I once tried to explain to a philosophy professor how difficult it is to understand things in philosophy. My professor said he didn't understand and asked me to give an example. Asking you to give an argument for why studying philosophy is difficult after you've studied everything is like asking you to take a photo to prove you didn't receive a package when you haven't received the package. So I gave him an argument and told him how terrible our textbooks are at explaining this argument.
He said: I don't think this argument is wrong. And tried to explain it to me in the same way as the textbook.
I said: I didn't say it was wrong.
He replied again: Your example can only illustrate that this argument is difficult to understand.
But, I just wanted to explain that philosophy is difficult for me to understand from the beginning.

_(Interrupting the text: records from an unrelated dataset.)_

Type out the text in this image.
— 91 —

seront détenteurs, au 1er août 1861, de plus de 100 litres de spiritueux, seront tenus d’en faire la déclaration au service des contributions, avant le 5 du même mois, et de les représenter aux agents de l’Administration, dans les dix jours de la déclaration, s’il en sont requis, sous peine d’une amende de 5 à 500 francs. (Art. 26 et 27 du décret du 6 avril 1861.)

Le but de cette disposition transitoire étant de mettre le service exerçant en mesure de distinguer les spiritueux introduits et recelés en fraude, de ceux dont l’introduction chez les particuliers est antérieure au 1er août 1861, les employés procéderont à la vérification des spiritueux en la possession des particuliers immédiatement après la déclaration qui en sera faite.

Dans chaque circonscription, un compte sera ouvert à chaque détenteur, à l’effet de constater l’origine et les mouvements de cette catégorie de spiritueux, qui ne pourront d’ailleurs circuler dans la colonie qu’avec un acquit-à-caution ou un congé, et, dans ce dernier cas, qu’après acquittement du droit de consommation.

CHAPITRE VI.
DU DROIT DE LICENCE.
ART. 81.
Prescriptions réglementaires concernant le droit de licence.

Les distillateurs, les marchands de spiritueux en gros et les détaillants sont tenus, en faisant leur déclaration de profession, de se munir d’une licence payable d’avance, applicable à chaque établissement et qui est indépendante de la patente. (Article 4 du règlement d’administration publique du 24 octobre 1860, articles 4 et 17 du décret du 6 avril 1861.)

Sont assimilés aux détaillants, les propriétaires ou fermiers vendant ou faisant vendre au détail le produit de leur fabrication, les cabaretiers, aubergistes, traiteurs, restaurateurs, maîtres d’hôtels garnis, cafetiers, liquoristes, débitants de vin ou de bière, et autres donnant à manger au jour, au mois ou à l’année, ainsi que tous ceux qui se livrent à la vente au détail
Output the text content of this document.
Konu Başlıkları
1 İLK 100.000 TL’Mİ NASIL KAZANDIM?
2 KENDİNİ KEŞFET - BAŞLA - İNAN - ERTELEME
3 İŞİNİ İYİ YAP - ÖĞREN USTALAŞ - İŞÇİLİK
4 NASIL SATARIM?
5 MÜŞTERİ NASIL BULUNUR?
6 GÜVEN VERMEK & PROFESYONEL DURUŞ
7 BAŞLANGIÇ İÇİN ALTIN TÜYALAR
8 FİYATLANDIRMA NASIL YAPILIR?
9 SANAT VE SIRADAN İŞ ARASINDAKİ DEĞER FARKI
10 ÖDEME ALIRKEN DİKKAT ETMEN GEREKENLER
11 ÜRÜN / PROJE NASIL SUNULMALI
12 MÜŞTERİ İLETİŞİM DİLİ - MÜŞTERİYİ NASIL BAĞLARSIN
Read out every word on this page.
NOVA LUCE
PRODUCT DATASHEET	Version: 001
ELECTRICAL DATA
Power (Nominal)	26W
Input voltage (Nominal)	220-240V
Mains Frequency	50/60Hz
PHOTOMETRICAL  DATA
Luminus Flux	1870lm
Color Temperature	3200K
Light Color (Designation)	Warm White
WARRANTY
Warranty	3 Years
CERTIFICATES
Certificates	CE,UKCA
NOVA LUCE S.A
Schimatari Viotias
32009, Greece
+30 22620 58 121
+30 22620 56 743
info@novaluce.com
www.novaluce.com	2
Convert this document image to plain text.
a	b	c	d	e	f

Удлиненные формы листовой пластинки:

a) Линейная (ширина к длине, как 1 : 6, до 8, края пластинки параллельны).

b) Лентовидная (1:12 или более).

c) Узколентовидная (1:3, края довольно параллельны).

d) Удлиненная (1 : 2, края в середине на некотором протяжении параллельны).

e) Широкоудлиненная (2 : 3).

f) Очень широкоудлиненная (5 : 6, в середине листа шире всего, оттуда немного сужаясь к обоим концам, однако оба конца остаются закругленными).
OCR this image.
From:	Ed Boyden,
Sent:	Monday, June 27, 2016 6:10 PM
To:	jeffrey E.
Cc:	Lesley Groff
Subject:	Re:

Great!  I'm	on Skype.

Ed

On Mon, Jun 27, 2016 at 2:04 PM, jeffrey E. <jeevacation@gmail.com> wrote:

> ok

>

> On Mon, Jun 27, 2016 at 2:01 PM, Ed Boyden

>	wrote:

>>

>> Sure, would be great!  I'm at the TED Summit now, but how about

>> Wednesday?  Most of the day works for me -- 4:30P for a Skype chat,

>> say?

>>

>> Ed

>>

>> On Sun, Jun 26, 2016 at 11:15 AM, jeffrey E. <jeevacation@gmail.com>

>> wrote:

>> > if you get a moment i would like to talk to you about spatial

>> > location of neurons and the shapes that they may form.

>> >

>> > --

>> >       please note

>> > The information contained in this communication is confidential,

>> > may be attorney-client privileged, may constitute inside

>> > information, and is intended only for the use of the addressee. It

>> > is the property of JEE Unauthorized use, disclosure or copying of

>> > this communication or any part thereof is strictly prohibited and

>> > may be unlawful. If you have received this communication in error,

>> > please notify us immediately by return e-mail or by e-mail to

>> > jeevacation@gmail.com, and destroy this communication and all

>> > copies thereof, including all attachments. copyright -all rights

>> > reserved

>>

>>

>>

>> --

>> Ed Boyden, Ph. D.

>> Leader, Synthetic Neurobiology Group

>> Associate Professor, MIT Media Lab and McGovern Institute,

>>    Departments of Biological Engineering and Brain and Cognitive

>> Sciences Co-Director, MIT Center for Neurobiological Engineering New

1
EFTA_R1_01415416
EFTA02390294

To be honest, the scariest thing about studying philosophy is that at some point, you suddenly realize that you have also entered that dreadful brainwashing machine, and actually become those philosophers you've greeted in your late-night deadline, who never explain things clearly. I used to be a quite popular person before I went to uni, I would say, at least I do have some sense of humor. Yet, after I engaged in this discipline, I start hearing this comment: “no doubt you’re a Philosophy student”, then I started to realize I was asking what kind of conscious, if any, should lettuces have in the middle my friend’s birthday party. Even to this point, when I read this passage, I see in my words the shadows of many philosophers that I have once suffered from.